Tessa scooped the kid up and covered his tangled scalp with kisses.

‘You ’wake!’ he squealed.

‘Yes, buddy,’ she said between one kiss and another. ‘I’ve been awake a while.’

‘Good morning!’

‘Good morning, Ky.’ She waved at the bedside lamp, and a soft glow spread through the room. Ky’s hair was a portrait of chaos, and deep pillow lines crossed one of his chubby cheeks. Tessa sat up with her boy in her arms and caught a glimpse of herself in the wall mirror. Her hair and face weren’t in much better shape than his, and she didn’t have the free pass of toddlerhood. But who cared, at this hour? Certainly not her son, who had inserted a finger a worrying ways into his ear canal.

‘Mama, no breakfast,’ Ky said. He raised his voice in a shout: ‘No breakfast!’

‘Shh,’ Tessa whispered, pulling his twisting hand away from his head. ‘We don’t want to wake everybody up. Okay? Can you be quiet? Can you whisper?’

‘Yes.’ Ky’s whisper could’ve been heard from the opposite side of the room, but it was an improvement.

‘Do you want to go see the stars?’

‘No.’

Everything was no these days. He’d put precisely zero effort behind this particular one, so Tessa paid it no mind. ‘I think you do. Let’s go see the stars.’

Ever-growing boy on her hip, Tessa walked into the living room. A few nightlights and the emergency arrow pierced the darkness, but otherwise, it was pitch dark. She could hear Pop snoring, and nothing from Aya’s room. Good. Tessa tiptoed forward, anticipating the couch, the table, the— ‘Motherf—’ Tessa hissed, and swallowed the rest in a muffled groan. She hadn’t anticipated the stray toy that had found its way into the bare sole of her foot.
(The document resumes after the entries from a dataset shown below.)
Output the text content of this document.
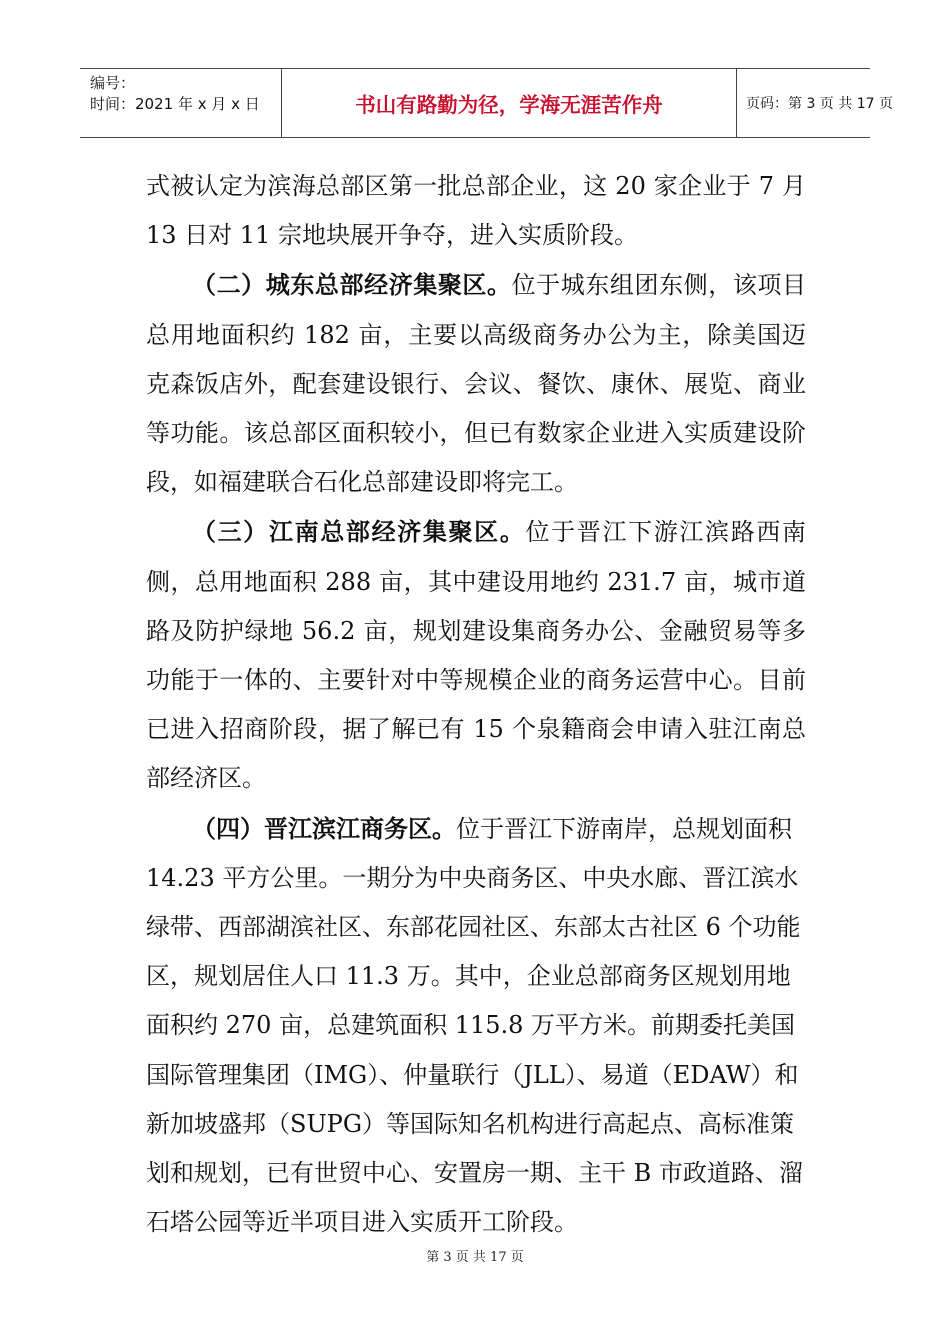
编号：
时间：2021 年 x 月 x 日	书山有路勤为径，学海无涯苦作舟	页码：第 3 页 共 17 页

式被认定为滨海总部区第一批总部企业，这 20 家企业于 7 月 13 日对 11 宗地块展开争夺，进入实质阶段。

（二）城东总部经济集聚区。位于城东组团东侧，该项目总用地面积约 182 亩，主要以高级商务办公为主，除美国迈克森饭店外，配套建设银行、会议、餐饮、康休、展览、商业等功能。该总部区面积较小，但已有数家企业进入实质建设阶段，如福建联合石化总部建设即将完工。

（三）江南总部经济集聚区。位于晋江下游江滨路西南侧，总用地面积 288 亩，其中建设用地约 231.7 亩，城市道路及防护绿地 56.2 亩，规划建设集商务办公、金融贸易等多功能于一体的、主要针对中等规模企业的商务运营中心。目前已进入招商阶段，据了解已有 15 个泉籍商会申请入驻江南总部经济区。

（四）晋江滨江商务区。位于晋江下游南岸，总规划面积 14.23 平方公里。一期分为中央商务区、中央水廊、晋江滨水绿带、西部湖滨社区、东部花园社区、东部太古社区 6 个功能区，规划居住人口 11.3 万。其中，企业总部商务区规划用地面积约 270 亩，总建筑面积 115.8 万平方米。前期委托美国国际管理集团（IMG）、仲量联行（JLL）、易道（EDAW）和新加坡盛邦（SUPG）等国际知名机构进行高起点、高标准策划和规划，已有世贸中心、安置房一期、主干 B 市政道路、溜石塔公园等近半项目进入实质开工阶段。

第 3 页 共 17 页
‘Shh!’ Ky breathed loudly. ‘Quiet!’

‘Yes, thank you,’ Tessa said. Smartass, she thought.

She reached the ring of tiny floor lights that marked the edge of the shaft down to the family cupola. She’d thought, once, that the reason homes had cupolas in common spaces was because the architects had tried to parcel out window resources as economically as they could. That was true, but only the half of it. Apparently, the shared portal was an intentional design. Her ancestors had worried that if people could lock themselves away and look outside in solitude, they’d lose a few screws. They’d get scared, lose hope. It was a mixed bag, the view of the open. Breathtaking beauty and existential dread all mixed together. Far easier to focus on the former and avoid the latter, the thinking went, if you sat at the window with friends ready to hold your hand or listen or just share company with. That, Tessa thought dryly, or you’d go buggy as a group. Either way, you weren’t alone.

Her eyes adjusted to the negligible light. She opened the railing gate, sat on the bench with kid firmly in grasp, and pushed the down button. Home slid away, and for a second or two, the only sounds were the pulley turning and her son sucking his fingers. Then: a rushing, strangled roar behind thick walls. ‘Ky, can you tell me what that sound is?’

‘Don’ know.’

‘Yes, you do. What goes through the deck under ours?’

Even in the dim, Tessa could see her son’s blank stare.

‘Water,’ she said. ‘Remember? All the water we use goes through big pipes in the floor.’ She’d save filtration tanks and settlement ponds for another year.

‘Can have cookie?’

Tessa looked forward to the day when linear conversations became a thing. ‘Not for breakfast.’

‘What ’bout . . . what ’bout cookie to lunch?’

‘Maybe if you’re good this morning, Grandpa will give you a cookie at lunch.’

Ky looked around as the background noise changed. ‘Where water?’

So he was paying attention. ‘It’s up above us now. We’re about to stop.’

‘Oh boy, get ready!’ he said.

‘Get ready,’ Tessa said with a laugh. ‘Aaaaand – stop!’

The bench settled into place. At their feet was a shallow window sticking into the empty space outside. It was different than the one her family’d had when she was a kid. They’d had one of the old ones then, polygonal in shape, made of thick glass as old as the Fleet itself, the view cut in segments by thick metal frames. Ashby had bought them one of the nice new plex ones after his first tunnelling gig – no angles, no inner frame. He was always doing stuff like that. She’d once worried that he was treating them at the expense of getting things for himself, but once he’d bought his own ship, she didn’t feel as bad about it. She was just glad he kept them in mind.